According to Globe Chief Information & Technology Officer Gil Genio, user-per-site density in the Philippines is about 2,244, based on estimates of 21,000 total cell sites against internet users of around 47.1 million.
In Vietnam, which is similar in size to the Philippines, has a much lower user-per-site density of only 860, based on total number of cell sites of 55,000 against internet users of 47.3 million, which is also almost equal to the Philippines’ total internet users of 47.1 million. Malaysia, with total cell sites of 22,000 against internet users of 20.6 million has a user-per-site density of 937. Japan with 220,000 cell sites against internet users of 115 million has a user-per-site density of 522 while China with 1.18 million cell sites against internet users totaling 688 million, has a user-per-site density of 566.
Currently, Globe Telecom has a cell site backlog of around 3,000 sites owing to difficulties in securing permits from various local government units, homeowners associations and other government agencies, that cause considerable delay in the construction of such facilities, said Genio. According to him, at least 25 permits are needed to put up one cell sites and the permitting process takes at least 8 months to complete barring major concerns from various agencies. He stressed that construction of additional sites is critical in improving internet services in the country, pointing out that this will provide more bandwidth for local internet users.
While some special interest groups have proposed for the adoption of open access model in the Philippines, Genio emphasized that such policy is good only for mature economies with good infrastructure investments. The open access model allows the sharing the physical infrastructure across multiple operators which can contribute significantly to improving cost effectiveness.
In the country, however, such model should be applied only in industries where players contribute infrastructure investment on a reciprocal basis. “The problem is congestion because of disproportionate number of cell sites versus traffic. Tower sharing will not alleviate congestion as current sites are in same locations. Tower co-location will not solve anything if we maintain same number of cell sites; rather, we need to build more sites,” Genio emphasized.

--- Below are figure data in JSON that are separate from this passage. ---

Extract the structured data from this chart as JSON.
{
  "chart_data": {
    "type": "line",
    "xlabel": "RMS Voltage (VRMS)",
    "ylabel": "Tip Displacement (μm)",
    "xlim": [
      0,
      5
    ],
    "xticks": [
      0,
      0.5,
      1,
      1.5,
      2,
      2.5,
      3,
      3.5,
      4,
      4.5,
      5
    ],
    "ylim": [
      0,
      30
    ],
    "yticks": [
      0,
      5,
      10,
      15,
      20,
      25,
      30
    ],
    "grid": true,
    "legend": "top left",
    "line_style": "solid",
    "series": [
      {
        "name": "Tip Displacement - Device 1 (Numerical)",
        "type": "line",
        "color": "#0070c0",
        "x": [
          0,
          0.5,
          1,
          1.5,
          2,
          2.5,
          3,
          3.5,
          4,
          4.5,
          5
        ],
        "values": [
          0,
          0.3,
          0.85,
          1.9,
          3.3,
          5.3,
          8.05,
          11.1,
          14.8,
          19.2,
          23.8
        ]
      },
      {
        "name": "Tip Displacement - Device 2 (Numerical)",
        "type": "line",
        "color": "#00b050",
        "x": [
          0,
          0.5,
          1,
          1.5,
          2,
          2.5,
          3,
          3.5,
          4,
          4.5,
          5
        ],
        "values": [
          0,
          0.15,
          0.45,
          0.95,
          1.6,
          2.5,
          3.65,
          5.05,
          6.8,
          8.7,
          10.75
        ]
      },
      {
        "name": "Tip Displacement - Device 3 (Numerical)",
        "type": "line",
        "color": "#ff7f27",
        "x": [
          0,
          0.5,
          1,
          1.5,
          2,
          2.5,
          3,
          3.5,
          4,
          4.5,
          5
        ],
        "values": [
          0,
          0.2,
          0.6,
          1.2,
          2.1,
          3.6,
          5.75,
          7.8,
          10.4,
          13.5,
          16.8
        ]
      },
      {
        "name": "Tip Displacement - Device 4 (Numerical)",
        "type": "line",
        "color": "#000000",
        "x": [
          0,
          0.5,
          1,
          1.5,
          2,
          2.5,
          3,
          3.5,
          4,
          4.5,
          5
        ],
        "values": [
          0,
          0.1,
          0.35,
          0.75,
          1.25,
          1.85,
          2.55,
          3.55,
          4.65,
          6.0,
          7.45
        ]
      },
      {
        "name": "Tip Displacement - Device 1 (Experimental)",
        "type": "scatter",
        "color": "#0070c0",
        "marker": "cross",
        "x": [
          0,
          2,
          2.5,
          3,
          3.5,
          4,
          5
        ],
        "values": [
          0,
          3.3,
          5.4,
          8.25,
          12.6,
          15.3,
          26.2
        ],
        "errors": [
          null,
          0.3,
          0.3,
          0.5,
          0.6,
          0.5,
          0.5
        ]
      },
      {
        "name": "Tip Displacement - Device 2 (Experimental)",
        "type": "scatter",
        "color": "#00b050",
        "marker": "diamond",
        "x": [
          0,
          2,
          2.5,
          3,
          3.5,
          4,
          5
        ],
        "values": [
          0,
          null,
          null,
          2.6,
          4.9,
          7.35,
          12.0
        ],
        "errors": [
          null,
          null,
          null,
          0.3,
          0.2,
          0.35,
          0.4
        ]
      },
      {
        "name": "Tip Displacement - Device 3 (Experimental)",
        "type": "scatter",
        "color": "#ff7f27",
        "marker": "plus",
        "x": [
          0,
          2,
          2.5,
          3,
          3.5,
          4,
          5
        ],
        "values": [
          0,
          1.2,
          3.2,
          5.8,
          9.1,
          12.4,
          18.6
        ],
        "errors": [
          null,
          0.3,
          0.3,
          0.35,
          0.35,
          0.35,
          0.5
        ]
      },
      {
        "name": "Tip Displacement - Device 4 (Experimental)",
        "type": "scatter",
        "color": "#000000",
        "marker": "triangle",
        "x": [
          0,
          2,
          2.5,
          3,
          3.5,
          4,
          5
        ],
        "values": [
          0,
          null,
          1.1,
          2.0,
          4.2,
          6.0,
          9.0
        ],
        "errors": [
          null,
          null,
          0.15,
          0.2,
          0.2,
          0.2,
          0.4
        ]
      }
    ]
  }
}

To improve cell site per user density in the Philippines, the government needs to prioritize infrastructure builds for the telco industry. The government, particularly at the local level, should simplify the acquisition process for cell sites and rationalize permitting process including tower fees, he said. He also said spectrum management and monitoring by the National Telecommunications Commission is also important. “Spectrum allocation is a function of site density in order to serve customers effectively. Spectrum must not be left in the hands of private companies that do not use it to benefit consumers,” he said.

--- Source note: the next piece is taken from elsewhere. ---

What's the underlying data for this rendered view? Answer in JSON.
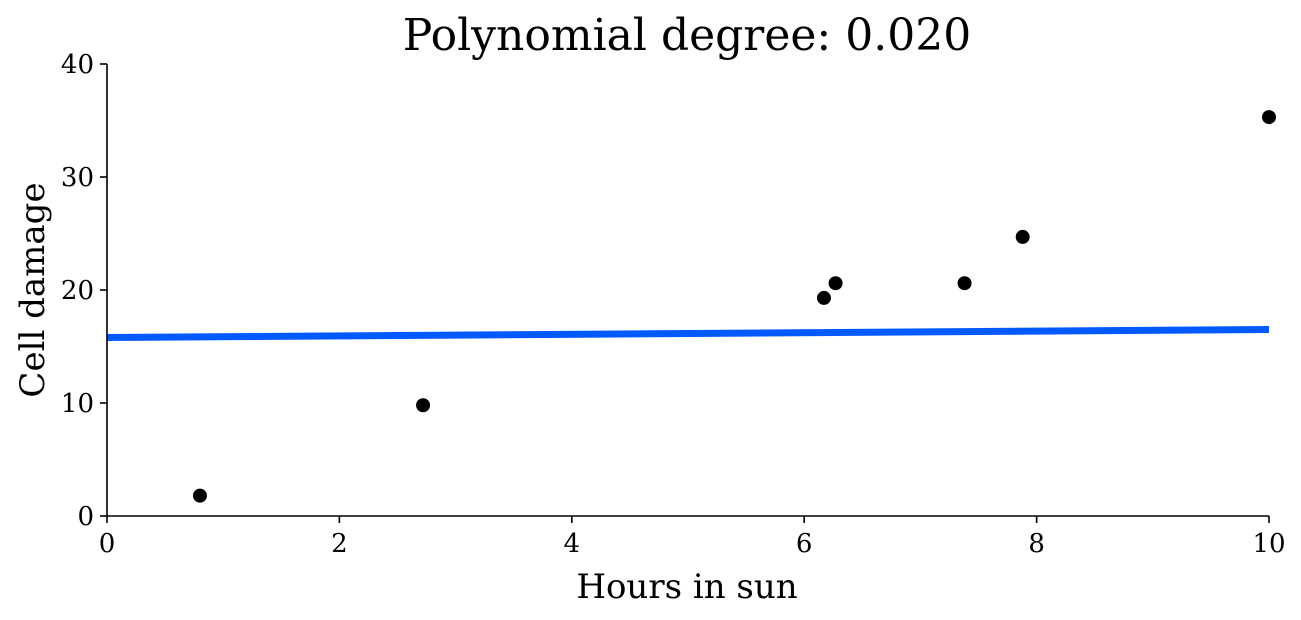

Genio said Globe also supports an update on the country’s ICT strategy and plan including the development of a national broadband plan to improve delivery of government services; promote process efficiencies for public service and provide WiFi services in public areas and internet connectivity in public schools. The company also supports calls for an amendment on existing laws as the Telecom Policy Act of 1935 and Republic Act 7925 or the Public Telecommunications Act of 1995 to reflect 21st century requirements and enable rationalization of the management, allocation or assignment of radio frequency spectrum in a manner that is transparent, fair, and economically efficient and effective, he added.